Конвейер смерти — страница 46 из 73

– Хамить не нужно. Мы же себя ведем корректно, – продолжал я гнуть свою линию.

– Наглец! Как ты смеешь влезать в разговор? – зарычал другой полковник, молчавший до этого. – Сниму с должности!

– А разве идет разговор? Вы же приказали комбату молчать, – снова вступил я в полемику с начальством.

– Никифор, отойди в сторону, от греха подальше. – Подорожник потянул меня за рукав и слегка толкнул в плечо. – Я сам разберусь.

Комбат сделал шаг вперед и вновь спросил оравшего громче других полковника:

– В чем дело, какие недостатки замечены в методике проведения занятий?

– Методика? Методисты хреновы! Вам только людей губить. Душегубы! Бездельники! Конспекты не подписаны, расписание занятий отсутствует!
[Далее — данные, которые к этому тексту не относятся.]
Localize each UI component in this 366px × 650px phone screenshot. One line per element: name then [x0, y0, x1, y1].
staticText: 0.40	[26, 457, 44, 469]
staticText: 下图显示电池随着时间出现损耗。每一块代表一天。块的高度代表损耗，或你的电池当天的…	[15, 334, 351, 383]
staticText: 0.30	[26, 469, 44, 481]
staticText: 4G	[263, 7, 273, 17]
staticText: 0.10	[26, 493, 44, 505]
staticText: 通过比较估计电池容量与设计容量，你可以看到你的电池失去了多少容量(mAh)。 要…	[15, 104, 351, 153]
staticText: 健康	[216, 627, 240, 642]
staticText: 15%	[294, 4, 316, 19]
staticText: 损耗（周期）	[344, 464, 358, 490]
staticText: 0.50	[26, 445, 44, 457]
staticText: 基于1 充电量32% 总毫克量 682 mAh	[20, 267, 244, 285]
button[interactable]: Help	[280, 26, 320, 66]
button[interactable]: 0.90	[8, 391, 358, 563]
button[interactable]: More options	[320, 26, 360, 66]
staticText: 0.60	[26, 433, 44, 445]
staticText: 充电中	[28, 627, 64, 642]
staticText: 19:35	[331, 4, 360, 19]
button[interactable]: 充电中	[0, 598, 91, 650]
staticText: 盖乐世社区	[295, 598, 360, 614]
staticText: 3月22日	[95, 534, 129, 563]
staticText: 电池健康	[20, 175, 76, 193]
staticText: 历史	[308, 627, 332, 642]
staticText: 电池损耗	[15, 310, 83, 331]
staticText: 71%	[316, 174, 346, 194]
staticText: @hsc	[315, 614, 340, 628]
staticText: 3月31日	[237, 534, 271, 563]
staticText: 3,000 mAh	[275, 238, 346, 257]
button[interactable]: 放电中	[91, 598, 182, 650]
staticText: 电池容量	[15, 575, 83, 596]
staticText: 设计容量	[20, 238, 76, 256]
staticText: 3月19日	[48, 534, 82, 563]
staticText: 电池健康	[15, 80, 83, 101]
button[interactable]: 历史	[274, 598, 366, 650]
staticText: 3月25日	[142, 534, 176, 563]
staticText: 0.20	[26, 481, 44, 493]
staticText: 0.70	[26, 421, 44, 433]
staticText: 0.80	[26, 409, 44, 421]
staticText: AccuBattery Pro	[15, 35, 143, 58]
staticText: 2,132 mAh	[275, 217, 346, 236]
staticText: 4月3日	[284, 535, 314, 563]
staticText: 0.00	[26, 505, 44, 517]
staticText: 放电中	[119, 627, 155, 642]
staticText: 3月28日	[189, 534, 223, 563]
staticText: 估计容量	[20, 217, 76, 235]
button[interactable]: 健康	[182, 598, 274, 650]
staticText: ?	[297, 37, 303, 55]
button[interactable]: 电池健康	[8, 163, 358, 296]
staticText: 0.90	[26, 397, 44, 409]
План не утвержден, указок нет, полевых сумок нет, учебная литература устаревшая! Только и умеете, что в кишлаках кур ощипывать и жарить да в горах на солнце загорать. Все горы загадили! Знаем, как вы воюете… Дрыхнете и консервы жрете! И за что ордена только дают?

– Приглашаем с нами пожрать гречку и перловку. Орден гарантирован, раз их просто так всем раздают. Да и перегаром от вас тянет, там протрезвеете, – негромко произнес я из-за спины комбата и, тут же получив тычок локтем в живот, ойкнув, замолчал.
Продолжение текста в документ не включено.